Introduction

Cronkhite-Canada syndrome is a rare non-hereditary disease of unknown etiology, first described in 1955 [1, 2]. Alongside a gastrointestinal hamartomatous polyposis and gastrointestinal symptoms such as diarrhea, other symptoms such as onychodystrophy, alopecia, hyperpigmentation of the skin, and rarely vitiligo [2] are associated with this condition. Its pathogenesis remains unclear, however, an autoimmune process is suspected due to increased IgG4 levels found in CCS polyps [3]. More than 500 cases have been described in the literature, 75.0% originate from Japan. The average age of onset is 59.0 years with a 3:2 male/female distribution [4].

Clinical course

Diarrhea represents the leading symptom in 80.0% of cases and as the initial symptom in 35.0% of all cases.
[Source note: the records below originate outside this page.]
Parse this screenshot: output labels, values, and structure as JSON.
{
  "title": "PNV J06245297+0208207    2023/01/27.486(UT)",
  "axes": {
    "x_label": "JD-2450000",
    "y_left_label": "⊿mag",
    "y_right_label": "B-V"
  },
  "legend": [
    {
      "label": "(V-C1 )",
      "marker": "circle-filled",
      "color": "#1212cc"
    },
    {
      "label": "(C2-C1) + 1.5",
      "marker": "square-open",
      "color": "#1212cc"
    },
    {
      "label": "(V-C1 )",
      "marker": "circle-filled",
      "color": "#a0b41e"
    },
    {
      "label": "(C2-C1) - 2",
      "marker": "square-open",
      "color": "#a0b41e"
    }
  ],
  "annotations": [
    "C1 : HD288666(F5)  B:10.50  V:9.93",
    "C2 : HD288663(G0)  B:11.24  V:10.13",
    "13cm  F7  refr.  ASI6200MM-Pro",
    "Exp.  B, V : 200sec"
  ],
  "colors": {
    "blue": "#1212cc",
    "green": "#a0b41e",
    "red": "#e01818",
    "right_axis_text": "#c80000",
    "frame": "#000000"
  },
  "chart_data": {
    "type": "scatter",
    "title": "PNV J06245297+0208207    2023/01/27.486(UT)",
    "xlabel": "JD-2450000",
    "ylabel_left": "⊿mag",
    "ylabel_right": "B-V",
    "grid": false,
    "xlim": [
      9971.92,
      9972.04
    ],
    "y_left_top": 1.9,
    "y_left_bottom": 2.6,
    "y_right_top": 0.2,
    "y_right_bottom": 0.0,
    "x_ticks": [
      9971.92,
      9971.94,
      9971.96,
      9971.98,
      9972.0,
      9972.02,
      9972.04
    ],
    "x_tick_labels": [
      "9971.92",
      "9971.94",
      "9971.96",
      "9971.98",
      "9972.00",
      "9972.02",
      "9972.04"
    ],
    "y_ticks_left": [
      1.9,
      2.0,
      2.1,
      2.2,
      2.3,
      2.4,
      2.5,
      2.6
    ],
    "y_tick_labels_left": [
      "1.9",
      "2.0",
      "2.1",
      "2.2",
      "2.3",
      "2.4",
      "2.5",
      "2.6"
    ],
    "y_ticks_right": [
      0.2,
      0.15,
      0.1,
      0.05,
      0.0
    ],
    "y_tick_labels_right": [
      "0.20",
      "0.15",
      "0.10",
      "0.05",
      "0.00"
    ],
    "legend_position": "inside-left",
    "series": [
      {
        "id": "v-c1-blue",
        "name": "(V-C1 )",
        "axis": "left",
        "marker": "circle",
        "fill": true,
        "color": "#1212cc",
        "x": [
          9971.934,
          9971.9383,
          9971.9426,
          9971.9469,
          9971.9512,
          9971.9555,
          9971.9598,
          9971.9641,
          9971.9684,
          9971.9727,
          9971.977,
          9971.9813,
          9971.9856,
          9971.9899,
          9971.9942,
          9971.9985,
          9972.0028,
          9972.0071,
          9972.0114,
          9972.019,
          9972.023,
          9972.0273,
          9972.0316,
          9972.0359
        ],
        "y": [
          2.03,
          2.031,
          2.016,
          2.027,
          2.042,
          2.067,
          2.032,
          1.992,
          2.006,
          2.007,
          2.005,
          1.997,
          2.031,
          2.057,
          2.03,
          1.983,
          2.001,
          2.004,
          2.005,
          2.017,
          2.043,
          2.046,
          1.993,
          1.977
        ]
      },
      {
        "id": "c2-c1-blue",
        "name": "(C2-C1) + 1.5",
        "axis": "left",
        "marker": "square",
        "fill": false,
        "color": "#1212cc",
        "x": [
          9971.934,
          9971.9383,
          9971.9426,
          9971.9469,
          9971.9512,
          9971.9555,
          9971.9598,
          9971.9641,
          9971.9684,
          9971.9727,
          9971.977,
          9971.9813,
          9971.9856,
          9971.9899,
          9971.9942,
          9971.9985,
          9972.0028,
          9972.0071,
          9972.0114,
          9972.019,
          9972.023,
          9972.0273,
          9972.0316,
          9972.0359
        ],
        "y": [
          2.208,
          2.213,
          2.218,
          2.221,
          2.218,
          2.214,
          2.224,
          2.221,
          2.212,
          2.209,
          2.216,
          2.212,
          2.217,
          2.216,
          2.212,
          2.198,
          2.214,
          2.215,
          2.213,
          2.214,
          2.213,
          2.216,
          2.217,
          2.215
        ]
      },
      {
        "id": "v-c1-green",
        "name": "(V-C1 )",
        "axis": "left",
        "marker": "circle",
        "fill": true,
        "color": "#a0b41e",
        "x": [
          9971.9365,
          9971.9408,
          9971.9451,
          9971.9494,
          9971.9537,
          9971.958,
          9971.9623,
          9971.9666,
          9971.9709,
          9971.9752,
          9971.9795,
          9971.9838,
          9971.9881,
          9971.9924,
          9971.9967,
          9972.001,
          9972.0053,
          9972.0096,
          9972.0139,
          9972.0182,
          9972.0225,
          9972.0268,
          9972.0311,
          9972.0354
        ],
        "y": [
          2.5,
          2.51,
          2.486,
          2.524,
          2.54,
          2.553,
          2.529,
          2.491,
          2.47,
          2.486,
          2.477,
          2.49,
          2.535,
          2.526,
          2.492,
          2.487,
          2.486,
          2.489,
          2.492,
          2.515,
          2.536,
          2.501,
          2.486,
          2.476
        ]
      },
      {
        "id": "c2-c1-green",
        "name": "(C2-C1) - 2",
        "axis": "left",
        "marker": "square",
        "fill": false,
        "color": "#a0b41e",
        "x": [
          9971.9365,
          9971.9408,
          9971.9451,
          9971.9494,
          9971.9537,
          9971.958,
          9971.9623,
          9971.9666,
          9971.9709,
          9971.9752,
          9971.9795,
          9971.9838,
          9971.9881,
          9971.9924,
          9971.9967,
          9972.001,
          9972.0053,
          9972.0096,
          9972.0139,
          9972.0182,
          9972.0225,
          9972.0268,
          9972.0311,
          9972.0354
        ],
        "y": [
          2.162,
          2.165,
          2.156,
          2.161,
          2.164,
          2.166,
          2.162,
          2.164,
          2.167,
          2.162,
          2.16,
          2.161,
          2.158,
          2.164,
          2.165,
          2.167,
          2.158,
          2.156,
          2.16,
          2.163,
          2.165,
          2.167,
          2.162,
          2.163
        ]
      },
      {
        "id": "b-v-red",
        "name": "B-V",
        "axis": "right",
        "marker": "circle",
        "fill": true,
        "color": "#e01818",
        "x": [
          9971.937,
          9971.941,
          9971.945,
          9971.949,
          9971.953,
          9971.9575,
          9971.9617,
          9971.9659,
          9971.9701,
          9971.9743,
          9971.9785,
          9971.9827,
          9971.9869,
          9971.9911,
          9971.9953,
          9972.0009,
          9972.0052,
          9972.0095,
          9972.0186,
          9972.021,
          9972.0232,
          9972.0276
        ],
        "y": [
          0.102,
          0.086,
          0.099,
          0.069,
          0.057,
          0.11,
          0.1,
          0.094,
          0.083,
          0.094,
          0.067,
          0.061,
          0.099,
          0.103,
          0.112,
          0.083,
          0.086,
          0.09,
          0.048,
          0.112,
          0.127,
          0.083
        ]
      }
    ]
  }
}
Further symptoms include dysgeusia (41.0%), dry mouth (6.0%), and upper abdominal pain (9.0%). The disease tends to follow a progressive course with a high mortality as a result of cachexia, anemia, sepsis and shock [5, 6]. The 5-year-mortality rate is 55.0%, primarily due to gastrointestinal bleeding, infections, malnourishment, and severe electrolyte imbalance [4, 5, 7]. Besides fulminant and chronic disabling cases complete remissions have been described; however, these occur in only 5.0% of all cases [8]. Gastrointestinal polyposis due to CCS is principally non-neoplastic and rather inflammatory/hamartomatous in nature. Cases of malignant polyps following a typical adenoma-carcinoma sequence have been described [9,10,11,12,13,14] as well as colorectal carcinoma after malignant transformation of serrated polyps [15]. The elevated risk for colorectal carcinoma calls for aggressive screening in these patients. However, the detection of adenoma among the great number of hyperplastic inflammatory polyps is challenging [16]. Ward and Wolfsen recommend systematically resecting all polyps > 1.0 cm in order to prevent the development of colorectal carcinoma [8, 17].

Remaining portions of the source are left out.